Study of Efficacy and Safety of MEXIDOL® in Ischemic Stroke Therapy (EPICA)

In the course of a clinical study involving patients, the efficacy and safety of prolonged sequential therapy with Mexidol® (solution for intravenous and intramuscular administration / coated tablets) were evaluated compared to placebo in patients with hemispheric ischemic stroke during the acute and early recovery periods. The use of Mexidol® (solution for intravenous and intramuscular administration / coated tablets) and placebo (solution for intravenous and intramuscular administration / coated tablets) was conducted against the background of standard baseline therapy.

Throughout the study, both the investigational drug Mexidol® and the placebo, used alongside baseline therapy, were tolerated satisfactorily. In this clinical study, 37 cases of adverse events (AEs) not meeting the criteria for severity were recorded in 28 patients, along with 4 AEs that were categorized as serious adverse events (SAEs) in 4 patients. Most of the registered AEs required appropriate corrective therapy but did not necessitate other medical interventions and resolved by the end of the patient's participation in the study. According to the researchers, in the majority of recorded AEs, the relationship with the investigational drugs was determined to be absent (no relationship).

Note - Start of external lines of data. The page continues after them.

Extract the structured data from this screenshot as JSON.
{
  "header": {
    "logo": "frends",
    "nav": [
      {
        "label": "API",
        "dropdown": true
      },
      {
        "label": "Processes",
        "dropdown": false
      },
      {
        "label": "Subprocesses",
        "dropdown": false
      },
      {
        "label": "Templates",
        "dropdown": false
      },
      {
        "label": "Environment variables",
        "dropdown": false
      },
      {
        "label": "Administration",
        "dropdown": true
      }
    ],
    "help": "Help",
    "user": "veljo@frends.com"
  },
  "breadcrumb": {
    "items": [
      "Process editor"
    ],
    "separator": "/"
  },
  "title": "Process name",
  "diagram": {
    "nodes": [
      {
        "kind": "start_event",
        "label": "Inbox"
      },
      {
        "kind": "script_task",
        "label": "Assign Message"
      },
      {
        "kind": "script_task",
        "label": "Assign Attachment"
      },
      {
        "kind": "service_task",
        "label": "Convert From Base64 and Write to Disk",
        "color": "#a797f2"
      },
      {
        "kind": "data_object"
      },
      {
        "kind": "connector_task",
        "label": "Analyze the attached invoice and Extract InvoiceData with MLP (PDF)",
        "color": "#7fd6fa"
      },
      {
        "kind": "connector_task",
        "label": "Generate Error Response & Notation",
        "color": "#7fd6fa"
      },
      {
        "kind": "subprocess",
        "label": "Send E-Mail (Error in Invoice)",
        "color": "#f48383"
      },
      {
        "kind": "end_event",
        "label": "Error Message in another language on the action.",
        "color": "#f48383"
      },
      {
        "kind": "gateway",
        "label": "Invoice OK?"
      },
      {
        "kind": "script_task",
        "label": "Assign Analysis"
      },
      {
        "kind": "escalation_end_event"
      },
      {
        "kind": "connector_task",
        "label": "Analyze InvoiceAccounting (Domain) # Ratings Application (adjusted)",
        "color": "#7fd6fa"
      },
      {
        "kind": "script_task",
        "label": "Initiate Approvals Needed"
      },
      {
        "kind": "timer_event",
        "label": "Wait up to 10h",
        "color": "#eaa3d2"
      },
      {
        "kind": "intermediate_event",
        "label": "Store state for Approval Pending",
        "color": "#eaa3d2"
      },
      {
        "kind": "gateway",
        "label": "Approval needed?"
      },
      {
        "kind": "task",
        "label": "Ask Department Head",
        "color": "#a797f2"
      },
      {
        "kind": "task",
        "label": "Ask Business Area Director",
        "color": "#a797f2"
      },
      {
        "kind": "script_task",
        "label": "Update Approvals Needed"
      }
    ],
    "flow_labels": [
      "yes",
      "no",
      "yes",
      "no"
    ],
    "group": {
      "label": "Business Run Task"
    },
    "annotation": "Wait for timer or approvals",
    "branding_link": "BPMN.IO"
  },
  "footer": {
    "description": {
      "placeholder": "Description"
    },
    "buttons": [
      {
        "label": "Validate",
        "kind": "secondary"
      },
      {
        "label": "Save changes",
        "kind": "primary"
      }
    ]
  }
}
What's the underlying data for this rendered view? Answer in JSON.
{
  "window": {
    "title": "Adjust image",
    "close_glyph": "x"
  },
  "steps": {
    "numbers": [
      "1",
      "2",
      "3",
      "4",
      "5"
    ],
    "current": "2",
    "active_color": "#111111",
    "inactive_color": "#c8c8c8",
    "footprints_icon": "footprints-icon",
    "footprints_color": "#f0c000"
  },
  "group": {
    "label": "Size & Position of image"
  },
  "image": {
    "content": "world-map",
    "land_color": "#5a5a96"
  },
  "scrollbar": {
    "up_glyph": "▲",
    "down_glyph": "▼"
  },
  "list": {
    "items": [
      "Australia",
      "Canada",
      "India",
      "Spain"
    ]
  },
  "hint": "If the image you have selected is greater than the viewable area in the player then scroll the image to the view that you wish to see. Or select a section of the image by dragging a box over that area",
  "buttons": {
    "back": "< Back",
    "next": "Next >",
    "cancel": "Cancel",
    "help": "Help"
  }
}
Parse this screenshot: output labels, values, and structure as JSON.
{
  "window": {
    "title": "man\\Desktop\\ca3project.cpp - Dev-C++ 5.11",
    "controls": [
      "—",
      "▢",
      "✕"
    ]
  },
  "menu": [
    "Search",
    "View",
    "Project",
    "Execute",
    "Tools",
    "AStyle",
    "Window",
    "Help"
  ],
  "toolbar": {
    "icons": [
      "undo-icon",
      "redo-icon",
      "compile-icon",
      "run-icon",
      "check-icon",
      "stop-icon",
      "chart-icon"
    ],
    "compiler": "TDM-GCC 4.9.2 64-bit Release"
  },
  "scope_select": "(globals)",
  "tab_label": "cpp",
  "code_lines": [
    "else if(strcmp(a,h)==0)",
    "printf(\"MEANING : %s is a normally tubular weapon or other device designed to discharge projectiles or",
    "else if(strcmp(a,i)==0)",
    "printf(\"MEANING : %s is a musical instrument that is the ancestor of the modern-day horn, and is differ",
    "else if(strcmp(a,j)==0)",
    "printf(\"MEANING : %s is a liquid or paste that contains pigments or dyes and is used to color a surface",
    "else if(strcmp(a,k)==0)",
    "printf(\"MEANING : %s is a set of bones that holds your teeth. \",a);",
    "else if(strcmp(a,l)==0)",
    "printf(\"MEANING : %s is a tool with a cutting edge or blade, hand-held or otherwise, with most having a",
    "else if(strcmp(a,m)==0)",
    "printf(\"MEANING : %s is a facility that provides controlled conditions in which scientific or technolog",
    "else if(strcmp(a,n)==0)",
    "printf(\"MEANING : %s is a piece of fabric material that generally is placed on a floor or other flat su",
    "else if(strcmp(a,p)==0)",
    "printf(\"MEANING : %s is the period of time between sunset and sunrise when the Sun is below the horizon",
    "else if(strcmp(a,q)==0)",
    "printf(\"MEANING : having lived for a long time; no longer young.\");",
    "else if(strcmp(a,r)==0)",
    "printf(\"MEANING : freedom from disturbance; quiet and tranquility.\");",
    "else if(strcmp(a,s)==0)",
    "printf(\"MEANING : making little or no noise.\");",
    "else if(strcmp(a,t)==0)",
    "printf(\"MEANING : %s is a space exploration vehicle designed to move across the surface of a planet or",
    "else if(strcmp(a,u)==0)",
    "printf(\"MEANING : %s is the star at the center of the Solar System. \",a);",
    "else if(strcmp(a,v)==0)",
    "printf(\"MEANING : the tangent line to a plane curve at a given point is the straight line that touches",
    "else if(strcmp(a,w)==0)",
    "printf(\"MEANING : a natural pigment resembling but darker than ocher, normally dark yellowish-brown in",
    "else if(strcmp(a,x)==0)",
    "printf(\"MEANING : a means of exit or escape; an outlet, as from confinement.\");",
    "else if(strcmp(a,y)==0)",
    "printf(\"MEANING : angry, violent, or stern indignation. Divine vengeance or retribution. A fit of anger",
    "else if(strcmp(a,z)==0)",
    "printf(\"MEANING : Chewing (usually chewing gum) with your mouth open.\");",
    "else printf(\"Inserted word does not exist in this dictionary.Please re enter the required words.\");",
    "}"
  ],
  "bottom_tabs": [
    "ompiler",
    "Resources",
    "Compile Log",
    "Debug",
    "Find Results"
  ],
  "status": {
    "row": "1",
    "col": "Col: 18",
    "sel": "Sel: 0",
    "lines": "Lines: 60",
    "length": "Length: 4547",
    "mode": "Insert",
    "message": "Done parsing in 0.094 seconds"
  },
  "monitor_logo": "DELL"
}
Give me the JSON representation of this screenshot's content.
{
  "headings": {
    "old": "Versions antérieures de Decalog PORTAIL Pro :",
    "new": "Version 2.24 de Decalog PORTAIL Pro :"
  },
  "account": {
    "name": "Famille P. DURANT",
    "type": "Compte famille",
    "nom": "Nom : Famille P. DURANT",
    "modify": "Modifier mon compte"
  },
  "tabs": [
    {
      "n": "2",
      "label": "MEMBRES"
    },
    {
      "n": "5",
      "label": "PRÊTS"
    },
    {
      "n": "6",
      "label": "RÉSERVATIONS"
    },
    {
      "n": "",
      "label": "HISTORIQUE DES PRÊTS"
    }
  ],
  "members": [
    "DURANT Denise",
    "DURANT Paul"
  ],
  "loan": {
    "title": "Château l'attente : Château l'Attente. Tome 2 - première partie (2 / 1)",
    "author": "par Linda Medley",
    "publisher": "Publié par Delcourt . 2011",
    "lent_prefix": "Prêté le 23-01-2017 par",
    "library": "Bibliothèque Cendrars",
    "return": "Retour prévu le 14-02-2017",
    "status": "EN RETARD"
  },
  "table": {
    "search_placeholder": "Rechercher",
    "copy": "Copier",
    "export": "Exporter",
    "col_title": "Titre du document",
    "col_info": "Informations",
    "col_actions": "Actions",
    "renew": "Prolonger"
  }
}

When comparing the frequency of registration of both individual AEs and SAEs, no statistically significant differences (p < 0.05) were found in the frequency of AEs/SAEs in patients after taking the investigational drug (Mexidol®) and the comparison drug (placebo). According to the conducted clinical study, the safety profile of Mexidol® remained unchanged and favorable. No new safety signals were recorded during the course of the study.

The primary endpoint is the results of testing using the modified Rankin Scale (mRS) at the end of the therapy course (in both the investigational and control groups). In the overall population of patients included in the efficacy analysis, positive dynamics were observed in both the Mexidol® group and the placebo group (p < 0.001): a decrease in the mean scores on the scale throughout the study; a statistically significant difference was also identified between the mean scores on the mRS at visit 5 compared to baseline values (visit 1) in both groups. Additionally, at visit 5, a statistically significant difference was observed between the treatment groups (p = 0.04) regarding the total scores on the modified Rankin Scale: the average score for the Mexidol® group was 1.098 points, while for the placebo group, it was 1.46 points. No statistically significant differences between the groups were found at other visits. The assessment of the change in mRS score from baseline (visit 1) to the end of therapy (visit 5) showed statistically significant differences (p = 0.04) between the treatment groups: in the Mexidol® group, the value was 1.098; in the placebo group, it was 1.460.

Thus, Mexidol® demonstrated greater efficacy compared to placebo when used alongside baseline therapy in patients with hemispheric ischemic stroke during the acute and early recovery period based on the primary efficacy criterion, which is the results of testing using the modified Rankin Scale (mRS) at the end of the therapy course.

Furthermore, the study demonstrated the efficacy of Mexidol® therapy concerning several secondary efficacy endpoints. Mexidol® showed greater efficacy in treating hemispheric ischemic stroke compared to placebo when using the specialized scale for this condition-the NIHSS (National Institutes of Health Stroke Scale). In testing using the Beck Depression Inventory (BDI), the efficacy of Mexidol® regarding cognitive disorders in patients who suffered strokes with concurrent diabetes was also identified.